Dizem-me que está lá fora um dia lindo de sol. Dizem-me que há crianças que estão na rua para o seu primeiro passeio, velhos que saem à rua sem saberem que é pela última vez. Dizem-me que, ao espelho da fantasia, há mulheres sós que se maquilham para ninguém, homens, na rua da amargura, que fumam solitários cigarros, em cafés esvaziados e sem razão. Dizem-me, enfim, que há sempre uma janela aberta na esperança de cada primavera. Dizem-me que logo vem a noite. Dizem-me que eu já não deveria estar aqui.

7.4.06

A decadência das convicções

Não sei que dura religiosidade, acre misticismo, adocicado paganismo recolhi aqui, neste momento ortodoxo de uma festa que sempre e deixou indiferente. Cresci a celebrar o Natal e as prendas, a desconsiderar a Páscoa e o seu folar. Depois, era o receio das amêndoas e dos dentes podres. Hoje, na decadência das convicções, tudo sentido de entre o que havia para sentir, idos mesmo os próprios dentes, secas as esperanças na salvação, é apenas uma fotografia. Vejo-os, fiéis e convictos virando-me as costas, como merece a minha danação.


4.4.06

Vida de lagarta

É o museu da seda, em Soufli. Chega-se aqui fazendo caminho pela linha do caminho de ferro. Pé ante pé por sobre as chulipas, ao fim de umas horas as pernas tremem, descontroladas, de cansaço. Só a macieza do lugar a adoçar-nos os sentidos, o odor das amoreiras a acariciar-nos as narinas, a beleza dos corpos engalanados a acicatar-nos a imaginação compensam o esforço. Há quem faça a viagem pela estrada, mas não ao mesmo lugar.

2.4.06

A lamúria contida

A esta hora, indiferentes a outras obrigações se não de a jantar o que calhar e dormir quando vier sono, há seres humanos para quem o único horizonte é o azul dos céus, o único enigma o aparente sem fim dos rios. Trancado no que chamamos de vida civilizada, hoje domingo, nem nisso penso nem no que aqui escrevo, para que não pareça que me lamento com isso e se irritem mais comigo e com estes dissolventes carpidos.

1.4.06

A mala posta

Quebradiça loiça, exposta ao sol, absorvia refractária o calor solar daquela manhã de Verão.
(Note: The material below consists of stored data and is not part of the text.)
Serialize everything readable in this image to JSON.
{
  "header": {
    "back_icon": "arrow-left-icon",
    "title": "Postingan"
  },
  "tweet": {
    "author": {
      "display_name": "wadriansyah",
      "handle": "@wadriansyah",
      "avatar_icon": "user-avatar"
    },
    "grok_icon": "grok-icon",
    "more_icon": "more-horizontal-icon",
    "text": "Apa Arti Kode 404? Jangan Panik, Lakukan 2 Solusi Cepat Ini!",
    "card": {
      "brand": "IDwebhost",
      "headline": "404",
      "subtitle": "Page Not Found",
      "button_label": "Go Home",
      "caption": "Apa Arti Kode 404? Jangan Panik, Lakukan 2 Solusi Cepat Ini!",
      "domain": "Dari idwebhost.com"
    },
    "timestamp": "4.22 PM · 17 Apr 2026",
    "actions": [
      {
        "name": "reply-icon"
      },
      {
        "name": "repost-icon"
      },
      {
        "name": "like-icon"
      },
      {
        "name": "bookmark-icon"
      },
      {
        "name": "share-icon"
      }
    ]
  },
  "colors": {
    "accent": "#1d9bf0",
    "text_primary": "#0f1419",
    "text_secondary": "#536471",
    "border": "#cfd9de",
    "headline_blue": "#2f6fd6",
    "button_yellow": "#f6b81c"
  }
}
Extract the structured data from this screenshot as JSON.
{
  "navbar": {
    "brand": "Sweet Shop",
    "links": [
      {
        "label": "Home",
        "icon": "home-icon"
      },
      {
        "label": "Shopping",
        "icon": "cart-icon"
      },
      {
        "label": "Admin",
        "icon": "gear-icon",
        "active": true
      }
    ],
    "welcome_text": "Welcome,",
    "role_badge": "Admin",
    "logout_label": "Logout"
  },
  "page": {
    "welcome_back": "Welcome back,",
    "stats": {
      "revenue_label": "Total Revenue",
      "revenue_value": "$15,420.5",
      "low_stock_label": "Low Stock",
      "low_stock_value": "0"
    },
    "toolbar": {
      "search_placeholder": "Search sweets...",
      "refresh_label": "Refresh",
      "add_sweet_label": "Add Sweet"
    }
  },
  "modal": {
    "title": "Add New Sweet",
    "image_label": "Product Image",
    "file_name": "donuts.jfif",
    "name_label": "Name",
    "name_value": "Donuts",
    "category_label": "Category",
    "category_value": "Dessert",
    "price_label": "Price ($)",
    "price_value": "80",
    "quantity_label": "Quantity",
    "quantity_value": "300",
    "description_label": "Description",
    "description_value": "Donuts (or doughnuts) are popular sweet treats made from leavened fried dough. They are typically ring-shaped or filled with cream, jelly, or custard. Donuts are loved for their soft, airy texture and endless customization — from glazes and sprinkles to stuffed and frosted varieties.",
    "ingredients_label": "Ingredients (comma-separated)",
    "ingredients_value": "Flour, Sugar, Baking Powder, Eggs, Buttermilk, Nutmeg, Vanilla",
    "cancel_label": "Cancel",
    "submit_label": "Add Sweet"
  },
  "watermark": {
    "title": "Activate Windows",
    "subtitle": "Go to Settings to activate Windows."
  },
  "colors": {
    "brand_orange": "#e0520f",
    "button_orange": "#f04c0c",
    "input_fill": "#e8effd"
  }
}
Estávamos tão longe de tudo que uma simples estação de correios eram trinta quilómetros a pé. Naquele dia eu decidira-me a telefonar. Esperava paciente a minha vez, a central manual a aguardar acesso à rede. De súbito, quando menos esperava, consegui-se ligação. Era ainda no tempo dos infinitos repetidores, a voz reflectida de «relais» em «relais», o tiquetactear de mecânicas engenhocas. «Um momento, disse-me a familiar operadora, Lisboa está em linha». Segurei nervoso o auricular. A meu lado um velho gritava ao bocal, como se para um interlocutor inexistente, do qual nem o eco lhe chegava. A chamada, entretanto, caíu. Tentamos amanhã, ou mando um postal. Afinal, daqui a doze dias estará aí.